Method to Support Complex Decision Analysis
Marco Valtorta (email@example.com), Michael Huhns, Jiangbo Dang, Hrishikesh Goradia, and Jingshan Huang Center for Information Technology TR-CIT05-03 Department of Computer Science and Engineering TR-2005-001 University of South Carolina
Marco Valtorta (et al.) looks into how the analysis of competing hypotheses can be combined with Bayesian networks. The authors break down the article into eight sections. The first section following the introduction compares ACH to other related work but indicate that the related work mostly applies to industrial problems. The related work detailed includes: Porter’s 5 Forces, Win-Loss Analysis, and Scenario Planning.
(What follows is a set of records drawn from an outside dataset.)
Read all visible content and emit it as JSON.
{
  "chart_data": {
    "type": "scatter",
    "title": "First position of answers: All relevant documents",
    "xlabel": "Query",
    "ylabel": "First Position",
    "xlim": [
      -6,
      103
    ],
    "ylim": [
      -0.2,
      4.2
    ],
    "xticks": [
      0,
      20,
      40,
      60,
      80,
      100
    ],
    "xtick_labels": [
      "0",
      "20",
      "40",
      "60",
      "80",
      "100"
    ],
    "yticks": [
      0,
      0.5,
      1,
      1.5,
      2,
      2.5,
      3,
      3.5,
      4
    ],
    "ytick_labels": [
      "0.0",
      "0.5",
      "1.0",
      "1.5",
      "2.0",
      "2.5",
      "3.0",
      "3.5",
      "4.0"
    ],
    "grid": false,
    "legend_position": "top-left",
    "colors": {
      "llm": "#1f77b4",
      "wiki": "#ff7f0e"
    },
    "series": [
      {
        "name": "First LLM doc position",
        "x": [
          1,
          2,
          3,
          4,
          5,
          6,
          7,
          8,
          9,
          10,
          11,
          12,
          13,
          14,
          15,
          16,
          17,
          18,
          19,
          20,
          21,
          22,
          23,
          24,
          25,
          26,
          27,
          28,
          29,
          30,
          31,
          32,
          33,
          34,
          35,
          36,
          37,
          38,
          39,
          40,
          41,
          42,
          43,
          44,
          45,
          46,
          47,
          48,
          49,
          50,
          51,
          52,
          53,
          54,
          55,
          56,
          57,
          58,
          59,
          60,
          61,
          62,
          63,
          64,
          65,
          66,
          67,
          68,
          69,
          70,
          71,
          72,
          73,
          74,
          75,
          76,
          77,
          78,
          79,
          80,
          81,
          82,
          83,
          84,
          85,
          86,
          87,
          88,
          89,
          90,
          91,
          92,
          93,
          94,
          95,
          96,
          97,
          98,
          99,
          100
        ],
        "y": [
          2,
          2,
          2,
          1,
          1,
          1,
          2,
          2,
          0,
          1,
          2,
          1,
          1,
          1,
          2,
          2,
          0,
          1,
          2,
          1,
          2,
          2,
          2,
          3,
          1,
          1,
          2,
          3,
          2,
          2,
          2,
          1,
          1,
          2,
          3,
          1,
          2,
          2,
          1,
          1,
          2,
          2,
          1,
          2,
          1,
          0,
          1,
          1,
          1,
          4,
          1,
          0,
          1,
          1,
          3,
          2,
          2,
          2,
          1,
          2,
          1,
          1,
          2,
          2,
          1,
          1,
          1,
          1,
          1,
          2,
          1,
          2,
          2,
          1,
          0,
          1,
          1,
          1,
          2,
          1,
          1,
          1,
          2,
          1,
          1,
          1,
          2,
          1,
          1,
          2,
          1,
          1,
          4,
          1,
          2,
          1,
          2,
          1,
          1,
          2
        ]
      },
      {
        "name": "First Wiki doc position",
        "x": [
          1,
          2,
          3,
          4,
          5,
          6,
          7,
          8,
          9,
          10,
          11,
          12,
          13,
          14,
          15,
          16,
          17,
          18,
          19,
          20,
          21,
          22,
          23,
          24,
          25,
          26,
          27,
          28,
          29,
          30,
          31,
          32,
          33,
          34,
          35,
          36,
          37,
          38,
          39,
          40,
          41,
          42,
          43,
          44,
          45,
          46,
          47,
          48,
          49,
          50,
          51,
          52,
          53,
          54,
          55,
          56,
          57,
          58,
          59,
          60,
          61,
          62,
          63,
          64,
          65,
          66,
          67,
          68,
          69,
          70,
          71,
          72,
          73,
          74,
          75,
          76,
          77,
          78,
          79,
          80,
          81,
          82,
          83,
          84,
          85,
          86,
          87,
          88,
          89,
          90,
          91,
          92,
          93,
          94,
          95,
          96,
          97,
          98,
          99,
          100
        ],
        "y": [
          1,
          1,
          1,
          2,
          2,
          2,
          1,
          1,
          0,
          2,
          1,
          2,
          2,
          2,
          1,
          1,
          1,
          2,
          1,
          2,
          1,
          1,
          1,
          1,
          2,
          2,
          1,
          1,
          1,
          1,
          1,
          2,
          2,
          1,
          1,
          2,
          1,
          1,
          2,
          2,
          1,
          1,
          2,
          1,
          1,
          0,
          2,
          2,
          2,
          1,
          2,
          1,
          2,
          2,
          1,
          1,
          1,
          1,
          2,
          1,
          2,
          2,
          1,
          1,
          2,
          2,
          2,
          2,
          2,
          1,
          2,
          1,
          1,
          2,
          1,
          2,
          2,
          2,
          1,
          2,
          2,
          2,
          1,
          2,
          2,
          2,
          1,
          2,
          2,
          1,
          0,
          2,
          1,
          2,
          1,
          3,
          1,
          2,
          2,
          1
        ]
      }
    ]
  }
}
The body of the research begins with the third section. The third section contains a detailed breakdown on how an individual can utilize analysis of competing hypothesis in a simulated example involving a terrorist attack on the Iran oil industry. The example Hypotheses are H1: Terrorists will bomb the oil refineries in Abadan, H2: Terrorists will bomb the oil pipelines in Abadan, H3: Terrorists will bomb the oil wells in Abadan, H4: Terrorists will bomb the oil facilities in Shiraz, in Shiraz. H5: Terrorists will not launch an attack. The hypotheses are displayed with corresponding evidence in an ACH table.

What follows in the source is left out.